The advances being made around protecting biometric templates remain important, Burnett says, but avoiding the storage of the templates in the first place is a fundamentally different approach.

Burnett says the process is just as fast for users as the biometric authentication experiences they are used to, and is flexible enough to be used in 1:N scenarios. The ZeroSearch capability involves storing the ZeroMap on the server, along with the public key, and performing an irreversible transformation of the submitted biometric sample on the user’s device. That data is then uploaded to the server, where it goes through a second transformation that extracts the data the ZeroMap data, which is what gets compared to find a rank-ordered subset of keys to match against.

This works with millions of faces, Burnett says.

A different algorithm is used for server-side searches, “so that server-side search cannot generate the same keys that would be generated by your device.” That means that in the event of a backend compromise or a malicious insider stealing all of the stored data on the server, it could not be used on a local device, as it would not generate the same key-set.

“It’s one of dozens of ways that we’ve engineered security deep into the heart of this and thought proactively about a lot of the very common threat vectors to data loss and data compromise,” Burnett says.

Each customer of ZeroBiometrics gets ZeroMaps encrypted with a different AES key, so even in theory, biometric data stolen from one app cannot be used in another.

He also explained how the digitally signed nonce provided by ZeroBiometrics can be loaded with any kind of information that benefits the use case.
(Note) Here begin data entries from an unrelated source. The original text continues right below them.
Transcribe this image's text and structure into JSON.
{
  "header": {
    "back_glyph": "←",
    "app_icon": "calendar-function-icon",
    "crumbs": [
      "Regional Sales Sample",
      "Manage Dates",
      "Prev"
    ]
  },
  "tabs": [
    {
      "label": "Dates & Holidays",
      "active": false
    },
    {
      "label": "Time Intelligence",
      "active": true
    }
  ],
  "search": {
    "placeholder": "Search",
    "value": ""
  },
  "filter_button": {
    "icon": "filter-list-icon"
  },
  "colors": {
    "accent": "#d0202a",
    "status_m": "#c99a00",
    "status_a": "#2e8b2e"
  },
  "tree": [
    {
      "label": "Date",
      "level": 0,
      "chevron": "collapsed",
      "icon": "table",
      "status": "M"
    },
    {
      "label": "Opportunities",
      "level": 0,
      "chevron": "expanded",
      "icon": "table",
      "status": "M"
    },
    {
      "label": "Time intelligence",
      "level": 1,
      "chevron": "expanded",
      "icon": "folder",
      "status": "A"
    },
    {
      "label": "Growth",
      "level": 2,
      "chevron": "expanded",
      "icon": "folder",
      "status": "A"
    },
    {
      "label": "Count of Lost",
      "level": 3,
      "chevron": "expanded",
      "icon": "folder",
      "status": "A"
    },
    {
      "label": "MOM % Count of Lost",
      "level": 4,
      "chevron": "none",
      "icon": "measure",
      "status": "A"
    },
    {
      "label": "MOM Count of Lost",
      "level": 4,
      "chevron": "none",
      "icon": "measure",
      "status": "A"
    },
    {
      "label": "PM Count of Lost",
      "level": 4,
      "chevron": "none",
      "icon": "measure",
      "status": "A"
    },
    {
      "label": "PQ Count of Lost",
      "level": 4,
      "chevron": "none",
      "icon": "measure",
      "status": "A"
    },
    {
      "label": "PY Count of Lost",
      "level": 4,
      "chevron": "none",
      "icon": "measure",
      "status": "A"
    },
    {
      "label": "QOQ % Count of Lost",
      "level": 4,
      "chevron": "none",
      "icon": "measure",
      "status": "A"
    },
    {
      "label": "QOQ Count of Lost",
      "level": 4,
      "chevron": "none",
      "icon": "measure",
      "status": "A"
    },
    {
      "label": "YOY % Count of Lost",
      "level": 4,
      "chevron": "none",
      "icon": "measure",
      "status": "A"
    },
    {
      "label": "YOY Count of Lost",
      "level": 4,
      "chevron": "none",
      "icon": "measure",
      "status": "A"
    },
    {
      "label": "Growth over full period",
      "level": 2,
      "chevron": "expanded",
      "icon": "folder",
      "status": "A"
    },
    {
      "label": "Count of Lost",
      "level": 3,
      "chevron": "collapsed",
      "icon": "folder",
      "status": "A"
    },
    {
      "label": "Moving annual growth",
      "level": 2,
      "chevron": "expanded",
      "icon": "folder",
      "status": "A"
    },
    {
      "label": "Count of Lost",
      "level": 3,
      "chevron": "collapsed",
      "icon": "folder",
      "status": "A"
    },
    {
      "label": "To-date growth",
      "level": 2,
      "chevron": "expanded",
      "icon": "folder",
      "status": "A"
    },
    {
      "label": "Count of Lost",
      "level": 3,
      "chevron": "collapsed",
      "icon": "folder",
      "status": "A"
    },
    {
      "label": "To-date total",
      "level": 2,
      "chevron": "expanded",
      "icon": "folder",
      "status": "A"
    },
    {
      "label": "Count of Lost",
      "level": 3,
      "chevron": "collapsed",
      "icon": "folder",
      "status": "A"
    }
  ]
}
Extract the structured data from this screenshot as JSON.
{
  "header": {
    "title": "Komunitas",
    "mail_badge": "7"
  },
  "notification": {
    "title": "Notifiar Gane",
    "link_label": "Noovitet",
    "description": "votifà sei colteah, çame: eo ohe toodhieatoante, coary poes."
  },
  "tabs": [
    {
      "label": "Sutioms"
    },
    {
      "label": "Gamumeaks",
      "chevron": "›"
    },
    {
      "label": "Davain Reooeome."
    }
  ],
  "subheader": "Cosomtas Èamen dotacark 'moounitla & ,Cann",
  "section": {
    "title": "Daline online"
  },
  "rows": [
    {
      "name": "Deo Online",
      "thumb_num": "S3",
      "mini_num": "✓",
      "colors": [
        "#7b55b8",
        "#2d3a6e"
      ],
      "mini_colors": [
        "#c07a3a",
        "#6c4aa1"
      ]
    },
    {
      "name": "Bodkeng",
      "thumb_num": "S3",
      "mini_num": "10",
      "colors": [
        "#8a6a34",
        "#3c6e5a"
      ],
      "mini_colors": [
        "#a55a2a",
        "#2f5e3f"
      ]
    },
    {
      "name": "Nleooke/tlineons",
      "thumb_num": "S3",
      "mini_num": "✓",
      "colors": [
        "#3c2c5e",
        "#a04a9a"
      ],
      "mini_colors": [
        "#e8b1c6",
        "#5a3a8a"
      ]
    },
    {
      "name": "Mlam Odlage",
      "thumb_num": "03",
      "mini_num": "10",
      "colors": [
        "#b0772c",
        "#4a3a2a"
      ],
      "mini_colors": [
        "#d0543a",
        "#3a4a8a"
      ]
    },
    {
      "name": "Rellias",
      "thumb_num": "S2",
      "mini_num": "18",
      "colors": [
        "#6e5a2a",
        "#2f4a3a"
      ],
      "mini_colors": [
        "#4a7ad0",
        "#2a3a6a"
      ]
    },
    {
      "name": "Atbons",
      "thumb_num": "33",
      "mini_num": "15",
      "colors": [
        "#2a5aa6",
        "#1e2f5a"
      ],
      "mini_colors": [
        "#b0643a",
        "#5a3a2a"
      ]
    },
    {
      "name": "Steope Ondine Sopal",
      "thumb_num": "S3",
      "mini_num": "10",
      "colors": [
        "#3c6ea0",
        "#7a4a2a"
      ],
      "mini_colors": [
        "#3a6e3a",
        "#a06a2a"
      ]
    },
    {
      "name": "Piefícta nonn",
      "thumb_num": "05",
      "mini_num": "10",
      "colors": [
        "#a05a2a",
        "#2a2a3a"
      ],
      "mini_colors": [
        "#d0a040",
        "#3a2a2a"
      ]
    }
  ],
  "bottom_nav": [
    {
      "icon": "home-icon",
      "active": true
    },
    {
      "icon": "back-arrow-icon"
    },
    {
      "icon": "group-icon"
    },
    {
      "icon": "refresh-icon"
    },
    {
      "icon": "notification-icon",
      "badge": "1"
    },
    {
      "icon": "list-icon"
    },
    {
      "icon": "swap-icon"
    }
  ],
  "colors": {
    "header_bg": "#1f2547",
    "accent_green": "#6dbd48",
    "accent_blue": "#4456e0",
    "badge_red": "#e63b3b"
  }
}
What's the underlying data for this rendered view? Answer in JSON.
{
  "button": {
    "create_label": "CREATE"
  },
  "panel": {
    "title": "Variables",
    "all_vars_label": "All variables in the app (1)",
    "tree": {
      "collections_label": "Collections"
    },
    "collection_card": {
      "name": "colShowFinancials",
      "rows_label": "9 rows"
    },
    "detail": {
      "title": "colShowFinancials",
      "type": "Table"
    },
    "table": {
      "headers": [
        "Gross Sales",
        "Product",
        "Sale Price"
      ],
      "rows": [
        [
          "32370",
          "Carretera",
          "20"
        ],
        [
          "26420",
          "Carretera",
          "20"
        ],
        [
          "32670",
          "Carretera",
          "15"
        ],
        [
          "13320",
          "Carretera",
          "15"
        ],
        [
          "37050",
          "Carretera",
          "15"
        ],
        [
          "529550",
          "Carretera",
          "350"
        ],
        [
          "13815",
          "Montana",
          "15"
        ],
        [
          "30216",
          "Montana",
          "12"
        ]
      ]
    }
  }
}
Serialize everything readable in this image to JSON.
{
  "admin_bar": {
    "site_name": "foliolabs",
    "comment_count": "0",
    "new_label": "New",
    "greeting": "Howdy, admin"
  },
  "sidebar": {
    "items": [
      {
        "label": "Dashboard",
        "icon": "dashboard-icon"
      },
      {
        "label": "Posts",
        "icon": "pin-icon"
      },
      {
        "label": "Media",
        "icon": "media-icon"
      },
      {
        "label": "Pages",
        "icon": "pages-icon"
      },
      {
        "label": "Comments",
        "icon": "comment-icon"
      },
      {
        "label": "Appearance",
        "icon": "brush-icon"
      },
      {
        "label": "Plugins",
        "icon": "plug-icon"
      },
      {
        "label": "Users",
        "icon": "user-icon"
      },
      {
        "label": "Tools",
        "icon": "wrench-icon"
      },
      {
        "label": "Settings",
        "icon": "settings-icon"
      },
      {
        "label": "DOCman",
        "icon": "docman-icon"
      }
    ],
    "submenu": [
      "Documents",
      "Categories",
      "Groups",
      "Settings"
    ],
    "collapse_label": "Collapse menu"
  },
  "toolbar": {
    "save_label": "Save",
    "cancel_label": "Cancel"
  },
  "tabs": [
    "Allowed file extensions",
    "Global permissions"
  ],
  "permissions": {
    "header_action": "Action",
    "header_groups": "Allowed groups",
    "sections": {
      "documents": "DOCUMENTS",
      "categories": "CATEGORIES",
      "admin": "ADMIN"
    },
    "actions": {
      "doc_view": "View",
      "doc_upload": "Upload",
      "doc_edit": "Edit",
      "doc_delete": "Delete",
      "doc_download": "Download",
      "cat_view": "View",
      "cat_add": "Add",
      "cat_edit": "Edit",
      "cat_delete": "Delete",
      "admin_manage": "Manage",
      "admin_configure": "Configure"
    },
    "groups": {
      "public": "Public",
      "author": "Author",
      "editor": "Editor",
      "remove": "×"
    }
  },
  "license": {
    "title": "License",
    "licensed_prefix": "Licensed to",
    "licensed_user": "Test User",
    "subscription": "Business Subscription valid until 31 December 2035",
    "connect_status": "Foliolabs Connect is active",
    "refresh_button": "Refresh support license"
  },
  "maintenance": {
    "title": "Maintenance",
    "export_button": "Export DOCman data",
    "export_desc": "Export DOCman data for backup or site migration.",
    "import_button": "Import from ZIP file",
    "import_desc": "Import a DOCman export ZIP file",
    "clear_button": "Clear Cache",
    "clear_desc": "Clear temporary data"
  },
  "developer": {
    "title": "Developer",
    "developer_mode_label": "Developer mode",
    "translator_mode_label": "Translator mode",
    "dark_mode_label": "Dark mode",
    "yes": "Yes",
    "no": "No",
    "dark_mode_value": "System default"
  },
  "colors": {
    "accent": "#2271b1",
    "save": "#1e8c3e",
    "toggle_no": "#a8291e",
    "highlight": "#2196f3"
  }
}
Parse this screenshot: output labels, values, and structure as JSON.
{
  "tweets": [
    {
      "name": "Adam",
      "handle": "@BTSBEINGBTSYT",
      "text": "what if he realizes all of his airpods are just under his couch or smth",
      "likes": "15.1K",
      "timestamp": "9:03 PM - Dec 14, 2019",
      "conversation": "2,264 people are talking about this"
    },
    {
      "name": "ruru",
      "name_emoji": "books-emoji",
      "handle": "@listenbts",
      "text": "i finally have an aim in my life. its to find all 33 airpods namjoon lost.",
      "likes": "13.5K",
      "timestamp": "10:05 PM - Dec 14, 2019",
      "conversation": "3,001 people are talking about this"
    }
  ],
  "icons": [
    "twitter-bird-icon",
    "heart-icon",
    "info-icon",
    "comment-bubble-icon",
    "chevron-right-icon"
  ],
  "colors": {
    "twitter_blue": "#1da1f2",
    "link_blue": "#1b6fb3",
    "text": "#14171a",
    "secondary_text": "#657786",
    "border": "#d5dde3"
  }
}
Assuming that does not include personally identifiable information (PII), it can be implemented on a decentralized system like a blockchain, or in a centralized architecture.

Due to the portability of the ZeroMap, ZeroBiometrics has also supported account recovery from its beginning. More recently, the company has developed an extension of its ZeroSearch capability to enable fully biometric account recovery.

Burnett referred to testing ZeroBiometrics has undergone through third parties to validate its security and accuracy, including with configurations of up to one in a billion.

Ultimately, Burnett says, “we as an industry have to move away from storing sensitive data.” ZeroBiometrics believes it has the way to make that work in a wide range of scenarios, while still delivering the benefits of biometrics.